Venice faces a dual threat in the near future: rising sea levels and the city itself sinking – by two millimetres per year. The Venetian capital has already been flooded, and climate change is expected to increase the frequency of high tides that submerge it. Venice, like New Orleans, has flood-defence systems in place, but as the crisis worsens, they will become more difficult (and expensive) to maintain.

Plan a trip to Venice

#6 Bangkok, Thailand

bangkok thailand

According to a 2020 study, Bangkok could be the city hardest hit by global warming in the short term. The Thai capital is only 1.5 metres above sea level and, like Venice, is sinking (only much faster rate – by two to three centimetres per year). However, Bangkok is built on very dense clay soil, making it even more prone to flooding.
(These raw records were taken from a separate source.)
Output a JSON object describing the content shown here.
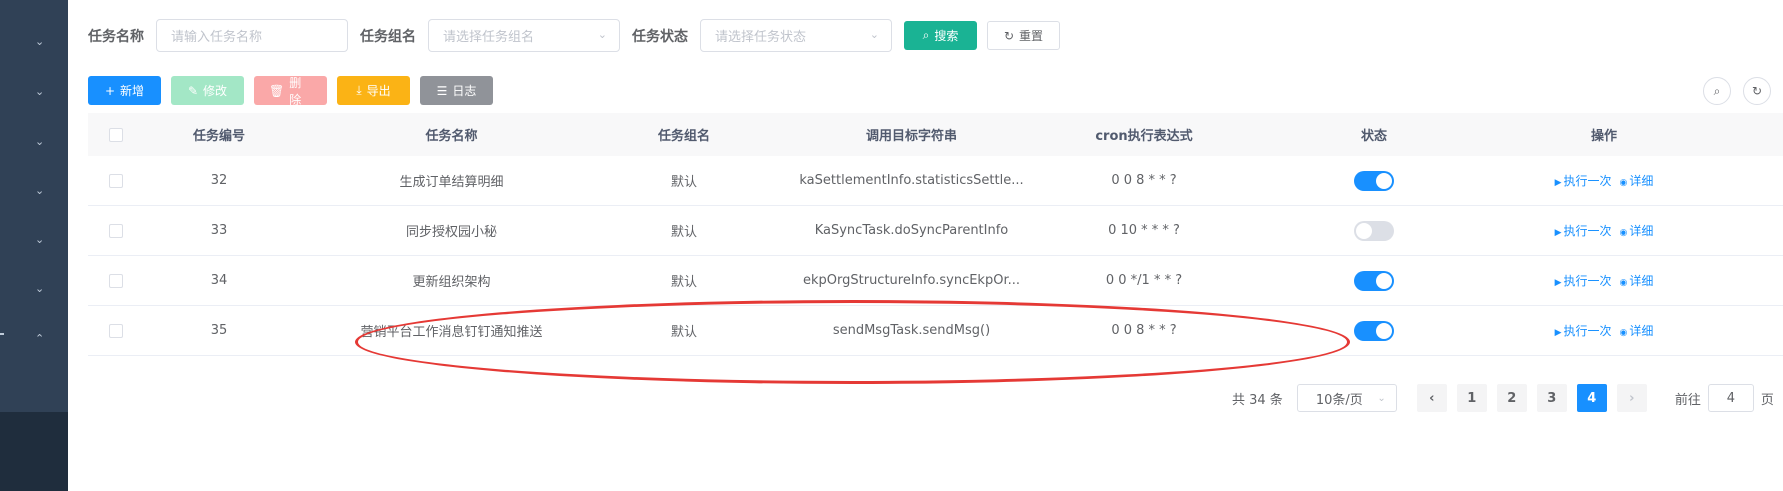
{
  "search": {
    "task_name_label": "任务名称",
    "task_name_placeholder": "请输入任务名称",
    "task_group_label": "任务组名",
    "task_group_placeholder": "请选择任务组名",
    "task_status_label": "任务状态",
    "task_status_placeholder": "请选择任务状态",
    "search_button": "搜索",
    "reset_button": "重置"
  },
  "toolbar": {
    "add": "新增",
    "edit": "修改",
    "delete": "删除",
    "export": "导出",
    "log": "日志"
  },
  "table": {
    "headers": [
      "任务编号",
      "任务名称",
      "任务组名",
      "调用目标字符串",
      "cron执行表达式",
      "状态",
      "操作"
    ],
    "rows": [
      {
        "id": "32",
        "name": "生成订单结算明细",
        "group": "默认",
        "target": "kaSettlementInfo.statisticsSettle...",
        "cron": "0 0 8 * * ?",
        "enabled": true
      },
      {
        "id": "33",
        "name": "同步授权园小秘",
        "group": "默认",
        "target": "KaSyncTask.doSyncParentInfo",
        "cron": "0 10 * * * ?",
        "enabled": false
      },
      {
        "id": "34",
        "name": "更新组织架构",
        "group": "默认",
        "target": "ekpOrgStructureInfo.syncEkpOr...",
        "cron": "0 0 */1 * * ?",
        "enabled": true
      },
      {
        "id": "35",
        "name": "营销平台工作消息钉钉通知推送",
        "group": "默认",
        "target": "sendMsgTask.sendMsg()",
        "cron": "0 0 8 * * ?",
        "enabled": true
      }
    ],
    "op_run_once": "执行一次",
    "op_detail": "详细"
  },
  "pagination": {
    "total": "共 34 条",
    "page_size": "10条/页",
    "pages": [
      "1",
      "2",
      "3",
      "4"
    ],
    "current": "4",
    "goto_label": "前往",
    "goto_value": "4",
    "page_suffix": "页"
  },
  "colors": {
    "primary": "#1890ff",
    "search": "#1ab394",
    "annotation": "#e53935"
  }
}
Most of the coastal Tha Kham and Samut Prakan areas, as well as its main airport, Suvarnabhumi International, could be underwater by 2030.

Plan a trip to Bangkok

#7 Kolkata, India

kolkata india

Because of its fertile landscape, much of west Bengal has thrived for centuries, this has become a major source of concern in Kolkata and its surrounding areas. The city, like Ho Chi Minh City, may struggle during the monsoon season because rainwater has less land to run off into.

Plan a trip to Kolkata

#8 Savannah, USA

savannah usa

Savannah, Georgia, is located in a hurricane hotspot, but even if no extreme weather events occur, the historic city could be swallowed up by the sea on all sides. The Savannah River in the north and the Ogeechee River in the south could both spill into nearby marshland, which means that when hurricanes and flash floods hit the city (and by 2050, the city is expected to experience once-in-a-century historical flood levels every year), the effects could be even more severe.

Plan a trip to Savannah

#9 Georgetown, Guyana

georgetown guyana

For centuries, the capital of Guyana, Georgetown, has relied on sea walls – or, more precisely, one massive, 280-mile-long sea wall – for storm protection. This is due to the fact that the majority of the coastline is between 0.5 and one metre below high tide. The coast is home to 90 percent of Guyana’s population, and as you can see, the country will need to significantly strengthen its sea wall if Georgetown’s central areas are to avoid massive damage.